Wikipedia Weltbild

Was haben ETH-Professorin Nina Buchmann, Top-Managerin Jeannine Pilloud und Ruth Keller, Sportlerin des Jahres 1980, gemeinsam? Abgesehen davon, dass sie alle viel geleistet haben, sucht man sie vergebens auf Wikipedia.

Weniger als ein Fünftel aller Biografien in der Wikipedia sind über Frauen. Dieses Ungleichgewicht suggeriert, dass es vor allem die Lebenswerke der Männer sind, die genügend Relevanz aufweisen, um zum Universalwissen zu zählen. Das kann man für unbedeutend halten und als logische Folge der männlich geprägten Geschichtsschreibung deuten. Denn schliesslich schienen lange die Errungenschaften irgendwelcher Feldherren gewichtiger als das, was Frauen abseits der Schlachtfelder leisteten. Das wurde auch entsprechend für die Nachwelt festgehalten. Doch so einfach ist es nicht, wie Muriel Staub, Vorstandsmitglied von Wikimedia CH erzählt: «Die aktuellsten Zahlen, die mir in Bezug auf die deutschsprachige Wikipedia bekannt sind, stammen aus einer Untersuchung von ‹Der Spiegel› im letzten Jahr. Diese kommt zum Schluss, dass von den mehr als 330 000 Artikeln über Personen der vergangenen 100 Geburtsjahre nur 20,3 Prozent von Frauen handeln.» Zudem seien die Artikel häufiger von Männern als von Frauen verfasst.

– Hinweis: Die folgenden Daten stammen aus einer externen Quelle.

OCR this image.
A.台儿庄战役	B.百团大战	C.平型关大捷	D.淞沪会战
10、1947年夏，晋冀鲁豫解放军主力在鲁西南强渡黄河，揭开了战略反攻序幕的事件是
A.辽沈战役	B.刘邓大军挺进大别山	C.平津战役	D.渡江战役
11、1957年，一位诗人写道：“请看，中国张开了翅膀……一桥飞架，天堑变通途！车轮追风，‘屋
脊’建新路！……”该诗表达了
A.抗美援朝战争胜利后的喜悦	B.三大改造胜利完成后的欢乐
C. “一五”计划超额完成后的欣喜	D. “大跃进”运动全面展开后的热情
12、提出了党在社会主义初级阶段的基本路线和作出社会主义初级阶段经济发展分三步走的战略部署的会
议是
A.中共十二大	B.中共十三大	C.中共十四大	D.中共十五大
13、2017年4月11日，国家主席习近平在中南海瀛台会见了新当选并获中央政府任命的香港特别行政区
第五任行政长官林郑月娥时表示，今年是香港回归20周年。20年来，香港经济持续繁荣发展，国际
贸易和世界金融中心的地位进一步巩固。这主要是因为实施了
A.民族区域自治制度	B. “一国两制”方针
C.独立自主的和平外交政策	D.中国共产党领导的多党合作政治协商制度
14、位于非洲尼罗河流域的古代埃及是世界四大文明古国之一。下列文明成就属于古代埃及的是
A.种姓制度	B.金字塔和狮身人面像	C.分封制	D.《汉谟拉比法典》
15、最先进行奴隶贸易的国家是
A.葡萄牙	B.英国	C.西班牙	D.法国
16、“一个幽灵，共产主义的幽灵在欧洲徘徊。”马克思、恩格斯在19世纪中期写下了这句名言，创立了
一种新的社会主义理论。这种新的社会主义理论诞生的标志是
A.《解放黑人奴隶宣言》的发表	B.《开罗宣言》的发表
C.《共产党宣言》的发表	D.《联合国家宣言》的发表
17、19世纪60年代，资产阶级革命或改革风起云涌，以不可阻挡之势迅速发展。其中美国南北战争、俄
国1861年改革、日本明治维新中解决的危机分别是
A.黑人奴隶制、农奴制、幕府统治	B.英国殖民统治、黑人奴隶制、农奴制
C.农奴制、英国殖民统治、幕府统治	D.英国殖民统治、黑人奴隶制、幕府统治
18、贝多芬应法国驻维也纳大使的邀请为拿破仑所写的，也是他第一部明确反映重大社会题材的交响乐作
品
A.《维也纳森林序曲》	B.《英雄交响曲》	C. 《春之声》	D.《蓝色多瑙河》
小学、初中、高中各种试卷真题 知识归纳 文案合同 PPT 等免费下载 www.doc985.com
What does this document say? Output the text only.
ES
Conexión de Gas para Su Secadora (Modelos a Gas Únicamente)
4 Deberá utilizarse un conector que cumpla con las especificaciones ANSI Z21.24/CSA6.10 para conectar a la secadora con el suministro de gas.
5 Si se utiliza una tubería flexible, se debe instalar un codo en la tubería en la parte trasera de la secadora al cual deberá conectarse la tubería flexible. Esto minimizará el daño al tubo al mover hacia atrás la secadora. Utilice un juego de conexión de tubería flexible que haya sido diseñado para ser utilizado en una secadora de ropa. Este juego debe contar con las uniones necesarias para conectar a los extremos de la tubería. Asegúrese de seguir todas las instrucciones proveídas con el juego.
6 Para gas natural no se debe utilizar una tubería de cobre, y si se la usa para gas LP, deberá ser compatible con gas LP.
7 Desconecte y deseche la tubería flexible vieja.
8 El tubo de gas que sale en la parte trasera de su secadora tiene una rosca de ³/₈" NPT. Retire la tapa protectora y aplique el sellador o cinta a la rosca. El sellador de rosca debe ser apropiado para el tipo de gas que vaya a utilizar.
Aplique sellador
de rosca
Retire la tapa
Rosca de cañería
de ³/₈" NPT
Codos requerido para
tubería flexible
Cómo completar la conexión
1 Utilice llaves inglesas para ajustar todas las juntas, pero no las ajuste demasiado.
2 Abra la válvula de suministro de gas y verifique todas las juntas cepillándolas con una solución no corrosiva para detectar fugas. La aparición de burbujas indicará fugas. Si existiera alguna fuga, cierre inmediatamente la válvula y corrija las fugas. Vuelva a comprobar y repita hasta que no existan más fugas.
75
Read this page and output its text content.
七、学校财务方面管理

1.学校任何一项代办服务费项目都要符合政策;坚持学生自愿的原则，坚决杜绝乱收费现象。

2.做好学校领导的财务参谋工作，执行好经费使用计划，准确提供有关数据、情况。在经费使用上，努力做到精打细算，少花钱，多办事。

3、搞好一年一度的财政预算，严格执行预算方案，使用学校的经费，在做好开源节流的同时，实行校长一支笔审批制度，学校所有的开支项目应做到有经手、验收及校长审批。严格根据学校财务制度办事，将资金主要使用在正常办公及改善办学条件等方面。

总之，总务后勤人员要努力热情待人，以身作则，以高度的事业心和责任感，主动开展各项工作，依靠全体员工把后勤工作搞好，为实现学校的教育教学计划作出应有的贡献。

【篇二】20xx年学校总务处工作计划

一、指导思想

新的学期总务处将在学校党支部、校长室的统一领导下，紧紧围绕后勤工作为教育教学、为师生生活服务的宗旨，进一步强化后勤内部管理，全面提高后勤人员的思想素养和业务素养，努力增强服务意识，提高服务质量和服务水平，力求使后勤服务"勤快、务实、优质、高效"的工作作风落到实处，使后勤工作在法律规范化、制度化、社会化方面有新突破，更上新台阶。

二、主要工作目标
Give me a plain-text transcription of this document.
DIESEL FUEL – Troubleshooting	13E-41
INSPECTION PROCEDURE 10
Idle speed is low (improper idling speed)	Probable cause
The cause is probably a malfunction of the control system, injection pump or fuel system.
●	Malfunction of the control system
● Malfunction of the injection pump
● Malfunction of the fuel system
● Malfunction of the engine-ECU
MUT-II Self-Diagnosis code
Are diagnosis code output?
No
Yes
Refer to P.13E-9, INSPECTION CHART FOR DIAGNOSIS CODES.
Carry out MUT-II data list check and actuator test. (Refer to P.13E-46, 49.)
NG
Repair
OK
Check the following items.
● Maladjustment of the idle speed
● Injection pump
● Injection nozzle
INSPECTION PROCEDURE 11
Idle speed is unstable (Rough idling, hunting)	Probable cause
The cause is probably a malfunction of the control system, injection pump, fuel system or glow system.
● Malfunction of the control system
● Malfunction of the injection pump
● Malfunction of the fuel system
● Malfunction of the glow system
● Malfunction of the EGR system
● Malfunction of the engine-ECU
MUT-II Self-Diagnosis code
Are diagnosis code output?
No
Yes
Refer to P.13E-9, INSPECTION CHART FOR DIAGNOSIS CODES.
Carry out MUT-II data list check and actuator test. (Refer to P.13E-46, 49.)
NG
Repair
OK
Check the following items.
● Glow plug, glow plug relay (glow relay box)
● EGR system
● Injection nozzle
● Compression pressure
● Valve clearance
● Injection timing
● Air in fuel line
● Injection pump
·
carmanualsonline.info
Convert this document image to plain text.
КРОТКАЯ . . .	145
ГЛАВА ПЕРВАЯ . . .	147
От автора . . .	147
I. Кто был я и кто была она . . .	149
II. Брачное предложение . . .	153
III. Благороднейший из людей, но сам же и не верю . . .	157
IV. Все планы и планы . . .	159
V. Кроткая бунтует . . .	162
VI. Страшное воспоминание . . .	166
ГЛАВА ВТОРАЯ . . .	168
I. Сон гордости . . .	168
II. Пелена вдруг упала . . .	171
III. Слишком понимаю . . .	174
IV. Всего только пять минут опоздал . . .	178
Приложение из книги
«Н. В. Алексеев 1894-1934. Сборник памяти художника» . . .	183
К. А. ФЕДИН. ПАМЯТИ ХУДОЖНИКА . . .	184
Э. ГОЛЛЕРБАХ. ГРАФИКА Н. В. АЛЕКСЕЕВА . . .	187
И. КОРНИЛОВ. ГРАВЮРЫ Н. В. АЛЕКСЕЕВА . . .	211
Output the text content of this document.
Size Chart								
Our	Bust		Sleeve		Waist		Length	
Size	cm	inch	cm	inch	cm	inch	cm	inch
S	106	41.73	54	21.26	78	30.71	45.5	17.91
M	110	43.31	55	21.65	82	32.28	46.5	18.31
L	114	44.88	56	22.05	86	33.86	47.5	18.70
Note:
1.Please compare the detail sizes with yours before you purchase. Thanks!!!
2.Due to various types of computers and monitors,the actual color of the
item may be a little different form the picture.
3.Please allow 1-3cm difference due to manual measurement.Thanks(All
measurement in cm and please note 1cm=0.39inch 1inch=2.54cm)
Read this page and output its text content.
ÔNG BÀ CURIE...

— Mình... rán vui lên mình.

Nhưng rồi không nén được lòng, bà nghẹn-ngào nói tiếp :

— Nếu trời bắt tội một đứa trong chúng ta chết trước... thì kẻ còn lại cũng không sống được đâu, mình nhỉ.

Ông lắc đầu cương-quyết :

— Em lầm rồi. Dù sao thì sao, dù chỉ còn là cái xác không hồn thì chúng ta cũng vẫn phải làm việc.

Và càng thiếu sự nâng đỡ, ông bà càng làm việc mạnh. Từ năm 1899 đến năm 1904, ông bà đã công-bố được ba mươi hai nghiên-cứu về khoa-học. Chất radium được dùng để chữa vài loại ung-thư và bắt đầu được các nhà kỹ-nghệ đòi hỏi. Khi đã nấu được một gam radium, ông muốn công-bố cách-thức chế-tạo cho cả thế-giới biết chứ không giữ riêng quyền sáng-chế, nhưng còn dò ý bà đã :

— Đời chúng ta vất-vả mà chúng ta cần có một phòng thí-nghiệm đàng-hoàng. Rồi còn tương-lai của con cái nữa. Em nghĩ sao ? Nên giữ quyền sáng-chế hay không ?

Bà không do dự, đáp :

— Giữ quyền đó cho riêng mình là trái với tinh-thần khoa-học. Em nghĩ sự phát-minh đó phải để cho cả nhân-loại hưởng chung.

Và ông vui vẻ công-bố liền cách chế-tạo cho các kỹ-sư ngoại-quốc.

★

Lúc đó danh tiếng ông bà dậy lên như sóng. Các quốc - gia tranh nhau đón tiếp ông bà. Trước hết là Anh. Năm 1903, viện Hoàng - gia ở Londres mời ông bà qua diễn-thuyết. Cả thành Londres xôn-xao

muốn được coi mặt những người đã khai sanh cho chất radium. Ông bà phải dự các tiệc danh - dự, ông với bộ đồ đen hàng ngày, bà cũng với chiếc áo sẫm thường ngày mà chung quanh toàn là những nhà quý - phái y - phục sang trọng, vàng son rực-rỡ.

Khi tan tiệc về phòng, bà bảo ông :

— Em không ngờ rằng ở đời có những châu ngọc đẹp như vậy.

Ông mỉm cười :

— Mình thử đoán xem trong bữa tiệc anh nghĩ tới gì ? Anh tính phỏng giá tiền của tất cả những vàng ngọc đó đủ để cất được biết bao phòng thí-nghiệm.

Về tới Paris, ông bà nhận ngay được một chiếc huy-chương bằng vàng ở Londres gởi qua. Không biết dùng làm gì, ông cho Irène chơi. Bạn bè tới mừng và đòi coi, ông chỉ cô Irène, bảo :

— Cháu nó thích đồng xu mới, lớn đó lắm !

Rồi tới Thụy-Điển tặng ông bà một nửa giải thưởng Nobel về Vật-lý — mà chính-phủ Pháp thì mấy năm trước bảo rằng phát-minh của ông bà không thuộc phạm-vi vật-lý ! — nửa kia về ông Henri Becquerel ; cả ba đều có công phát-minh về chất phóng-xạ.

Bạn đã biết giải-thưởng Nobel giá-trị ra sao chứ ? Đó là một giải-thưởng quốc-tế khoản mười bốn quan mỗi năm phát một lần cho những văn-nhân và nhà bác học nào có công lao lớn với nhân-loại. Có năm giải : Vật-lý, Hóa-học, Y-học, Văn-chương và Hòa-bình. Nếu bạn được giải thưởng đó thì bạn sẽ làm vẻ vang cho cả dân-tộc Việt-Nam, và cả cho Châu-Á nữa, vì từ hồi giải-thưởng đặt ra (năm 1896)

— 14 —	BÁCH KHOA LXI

Wikipedia ist heute eine gewichtige Grösse. Die Seite wird unter allen Websites weltweit am vierthäufigsten aufgerufen. Sie hat sich zu einer Enzyklopädie entwickelt, die dieser Definition wohl näher kommt, als es jeder Brockhaus je konnte: Damit ein Nachschlagewerk einer Enzyklopädie würdig ist, muss es gemäss Duden «den gesamten Wissensstoff aller Disziplinen in systematischer Anordnung darstellen». Auch wenn Wikipedia für alle als Autorinnen und Autoren frei zugänglich ist, ist «der gesamte Wissensstoff» wohl noch immer nicht erfasst, aber sicher breiter gefächert als zu Grossmutters Zeiten.

Wichtiges Instrument der journalistischen Arbeit

Die digitale Enzyklopädie ist ein integraler Bestandteil der journalistischen Arbeit geworden, wie Patrizia Laeri, Wirtschaftsjournalistin bei SRF, erklärt: «Wikipedia ist ein Hilfsmittel, das ich nicht mehr missen will. Wenn ich beispielsweise über für mich fremde Fachgebiete wie die Chemieindustrie berichte, finde ich einen unglaublichen und übersichtlichen Wissensschatz, den ich in kürzester Zeit nutzen kann. Aber auch für die Vorbereitung von Interviews sind die Wiki-Biografien eine schnelle und hilfreiche Unterstützung.» Natürlich verlassen sich Journalistinnen und Journalisten bei ihrer Arbeit nicht nur auf Wikipedia. Dennoch ist die Website oft Ausgangspunkt einer Recherche und stellt damit schon mal Weichen.

Teufelskreis

Ein zentrales Kriterium für die Relevanz einer Person für Wikipedia ist ihre Nennung in vertrauenswürdigen Quellen – auf anderen Websites, in journalistischen Arbeiten oder in weiterführender Literatur. Die tägliche Medienarbeit steht also in einem kausalen Zusammenhang zur inhaltlichen Zusammensetzung von Wikipedia.

Muriel Staub bestätigt, dass «die Berichterstattung in den Medien ausschlaggebend ist, denn nicht über alle Personen kann in der Wikipedia ein Artikel angelegt werden. Zuerst sollte geprüft werden, ob gewisse Kriterien erfüllt sind. Wenn über eine Person wiederkehrend und überregional in den Medien berichtet wird, ist es sicherlich einfacher, zu argumentieren, dass die Person für die Wikipedia relevant ist.»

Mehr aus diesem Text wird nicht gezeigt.